- Operation Montgomery Rendezvous: Part of the Vietnam War
| Date | 8 June – 15 August 1969 |
| Location | Western Thừa Thiên Province, South Vietnam |
| Result | US operational success |

Belligerents
- United States: North Vietnam
- Commanders and leaders: John M. Wright
- Units involved: 101st Airborne Division

Casualties and losses
- 87 killed: US body count: 393 killed 174 individual and 47 crew-served weapons recovered

= Operation Montgomery Rendezvous =

Part of the Vietnam War (1969)

Operation Montgomery Rendezvous was a security operation during the Vietnam War conducted by the 101st Airborne Division in the area southwest of Huế in western Thừa Thiên Province, from 8 June to 15 August 1969.

==Background==
Following the conclusion of Operation Apache Snow, the 101st Airborne Division continued operations in the same general area to interdict People’s Army of Vietnam (PAVN) infiltration routes and attack their bases in order to forestall attacks on Huế.

==Operation==
On the early morning of 14 June, the Brigade command post at Firebase Berchtesgaden was attacked by sappers resulting in 12 US killed and 33 PAVN killed and 3 captured. On 15 June, sappers attacked Firebase Currahee resulting in 54 PAVN killed. The 3rd Battalion, 5th Cavalry Regiment, began armored cavalry operations in the A Sầu Valley on 20 June, but contact continued to be sporadic with the PAVN forces avoiding engagement. On 28 June, the Army of the Republic of Vietnam (ARVN) 4th Battalion, 1st Regiment observed a large force of PAVN moving south in the open near Firebase O'Reilly and called in airstrikes which killed 37 PAVN.
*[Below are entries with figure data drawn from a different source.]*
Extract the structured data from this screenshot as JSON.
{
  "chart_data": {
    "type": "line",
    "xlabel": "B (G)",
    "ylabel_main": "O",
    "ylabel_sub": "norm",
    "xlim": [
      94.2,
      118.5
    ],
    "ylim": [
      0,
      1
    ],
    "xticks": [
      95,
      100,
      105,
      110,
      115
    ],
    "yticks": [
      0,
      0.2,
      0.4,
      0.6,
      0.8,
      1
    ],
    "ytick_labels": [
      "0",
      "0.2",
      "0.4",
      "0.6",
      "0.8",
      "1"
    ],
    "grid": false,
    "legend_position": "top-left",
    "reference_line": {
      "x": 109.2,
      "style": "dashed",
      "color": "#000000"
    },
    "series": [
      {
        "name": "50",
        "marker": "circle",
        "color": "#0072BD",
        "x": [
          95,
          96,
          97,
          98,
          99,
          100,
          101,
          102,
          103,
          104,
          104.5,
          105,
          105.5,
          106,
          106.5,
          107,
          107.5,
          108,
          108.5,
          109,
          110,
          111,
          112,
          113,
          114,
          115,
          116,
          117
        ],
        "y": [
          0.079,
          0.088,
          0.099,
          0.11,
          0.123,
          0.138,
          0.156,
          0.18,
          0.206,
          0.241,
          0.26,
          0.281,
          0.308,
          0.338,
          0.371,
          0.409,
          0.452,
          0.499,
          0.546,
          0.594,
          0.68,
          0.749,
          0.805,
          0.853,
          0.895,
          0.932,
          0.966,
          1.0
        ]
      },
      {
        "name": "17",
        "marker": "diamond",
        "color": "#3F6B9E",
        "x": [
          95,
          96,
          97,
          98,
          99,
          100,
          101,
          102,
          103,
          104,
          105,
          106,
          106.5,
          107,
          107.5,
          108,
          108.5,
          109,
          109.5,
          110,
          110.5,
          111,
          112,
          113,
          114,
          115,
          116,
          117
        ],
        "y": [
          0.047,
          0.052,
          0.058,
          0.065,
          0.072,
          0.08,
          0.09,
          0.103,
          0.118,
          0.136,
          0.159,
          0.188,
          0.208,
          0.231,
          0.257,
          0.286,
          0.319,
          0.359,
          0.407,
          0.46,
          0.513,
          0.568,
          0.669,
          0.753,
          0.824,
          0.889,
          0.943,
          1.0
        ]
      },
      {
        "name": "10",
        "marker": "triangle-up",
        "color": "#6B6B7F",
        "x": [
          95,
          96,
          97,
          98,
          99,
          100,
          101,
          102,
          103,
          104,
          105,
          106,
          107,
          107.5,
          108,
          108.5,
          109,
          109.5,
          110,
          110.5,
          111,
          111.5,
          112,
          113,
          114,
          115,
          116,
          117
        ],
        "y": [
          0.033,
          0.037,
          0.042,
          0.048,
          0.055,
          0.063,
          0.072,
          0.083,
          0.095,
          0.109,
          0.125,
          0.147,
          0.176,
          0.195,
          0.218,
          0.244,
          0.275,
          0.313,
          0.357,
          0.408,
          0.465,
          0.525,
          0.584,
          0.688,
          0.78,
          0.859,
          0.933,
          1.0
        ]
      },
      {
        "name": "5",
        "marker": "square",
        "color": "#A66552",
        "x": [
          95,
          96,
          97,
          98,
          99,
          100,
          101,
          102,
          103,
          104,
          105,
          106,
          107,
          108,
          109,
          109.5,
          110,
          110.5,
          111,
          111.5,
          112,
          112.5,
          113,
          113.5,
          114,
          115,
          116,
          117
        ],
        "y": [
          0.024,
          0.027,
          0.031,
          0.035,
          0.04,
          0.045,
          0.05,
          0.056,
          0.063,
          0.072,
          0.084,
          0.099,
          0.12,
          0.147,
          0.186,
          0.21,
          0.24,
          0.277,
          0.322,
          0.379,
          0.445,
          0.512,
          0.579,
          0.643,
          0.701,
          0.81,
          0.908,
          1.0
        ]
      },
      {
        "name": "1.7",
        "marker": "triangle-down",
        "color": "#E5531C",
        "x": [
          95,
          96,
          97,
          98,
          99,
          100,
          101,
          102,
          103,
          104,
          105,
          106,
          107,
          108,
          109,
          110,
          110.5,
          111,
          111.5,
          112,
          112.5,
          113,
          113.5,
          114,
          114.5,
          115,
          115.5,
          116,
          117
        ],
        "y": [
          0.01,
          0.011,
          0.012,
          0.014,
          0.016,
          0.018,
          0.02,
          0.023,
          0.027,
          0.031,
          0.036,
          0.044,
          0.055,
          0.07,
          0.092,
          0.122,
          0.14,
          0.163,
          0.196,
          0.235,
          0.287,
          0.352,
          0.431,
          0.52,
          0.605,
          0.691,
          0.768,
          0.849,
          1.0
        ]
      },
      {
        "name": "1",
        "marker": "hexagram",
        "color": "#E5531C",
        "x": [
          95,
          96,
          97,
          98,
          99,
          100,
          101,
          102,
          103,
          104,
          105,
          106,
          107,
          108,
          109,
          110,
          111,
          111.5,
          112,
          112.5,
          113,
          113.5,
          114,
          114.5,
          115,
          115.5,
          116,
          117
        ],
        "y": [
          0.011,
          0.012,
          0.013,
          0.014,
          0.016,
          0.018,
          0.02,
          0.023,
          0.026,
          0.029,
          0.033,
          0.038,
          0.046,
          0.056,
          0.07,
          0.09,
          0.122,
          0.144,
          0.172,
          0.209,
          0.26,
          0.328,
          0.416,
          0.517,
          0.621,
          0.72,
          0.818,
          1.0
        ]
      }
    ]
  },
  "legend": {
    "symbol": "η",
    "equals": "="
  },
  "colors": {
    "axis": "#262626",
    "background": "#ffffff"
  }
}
On 11 July, the 1st Battalion, 506th Infantry Regiment assaulted an entrenched PAVN position on Hill 996 in the western A Sầu Valley, with 16 killed including the battalion commander Lieutenant Colonel Arnold Hayward; PAVN losses were ten killed. Sergeant Gordon Ray Roberts would be awarded the Medal of Honor for his actions during the battle.

On 18 July, at 15:00, elements of the 3rd Brigade, 101st Airborne Division, air-assaulted into an area 33 mi southwest of Huế, received small arms fire. Accompanying helicopter gunships fired on the positions, and the air assault was completed one hour later. One PAVN soldier was killed, and one individual weapon captured.

On 20 July, at 16:30, an element of the 3rd Brigade engaged a PAVN force 30 mi of Huế. The fighting continued until 19:30 when the PAVN withdrew, leaving 3 dead. US losses were 2 killed.

On 22 July, 3rd Brigade troops discovered the bodies of 12 PAVN soldiers 32 mi west southwest of Huế. They apparently were killed two months previously by small arms fire.

On 24 July, 3rd Brigade troops found the bodies of 13 PAVN 29 mi southwest of Huế. They apparently were killed three weeks previously.

On 3 August, at 21:10, an armored cavalry element under the control of the 3rd Brigade in a night defensive position 30 mi south of Huế was attacked by PAVN. The troopers defended with unit weapons, including tank guns, and were supported by a USAF AC-47 Spooky gunship. The PAVN withdrew leaving nine dead, four individual and two crew-served weapons.

On 7 August, at 07:30, an element of the 3rd Brigade, operating in a jungle area 11 mi northwest of A Shau and 1 mi east of the Laotian border, received heavy small arms, automatic weapons, and rocket-propelled grenade fire from a PAVN force. The troopers fought back with unit weapons until 08:15, when the PAVN withdrew, leaving two dead and one individual weapon. US casualties were one killed.

On 10 August, at 14:00, an element of the 3rd Brigade engaged a PAVN force 31 mi southwest of Huế and 0.5 mi east of the Laotian border. The PAVN withdrew, leaving 11 dead. While sweeping an area 4 mi further north and 1 mi east of the Laotian border at 15:30, another element of the same unit received small arms and automatic weapons fire from a PAVN force. The PAVN withdrew leaving one dead and one individual weapon. U.S. casualties were five killed.

On 12 August, at 06:30, a unit of the 1st Brigade, 5 mi southwest of Hill 937 (Hamburger Hill) and 1 mi east of the Laotian border was attacked by PAVN small arms and mortar fire. The infantrymen fought back with unit weapons, and after a 20-minute fire-fight the PAVN withdrew leaving five dead and four individual and one crew-served weapon. A later sweep of the area found six graves of PAVN apparently killed by airstrikes two days previously.

==Aftermath==
The operation ended on 15 August 1969. PAVN losses were 393 killed and 174 individual and 47 crew-served weapons captured. US losses were 87 killed.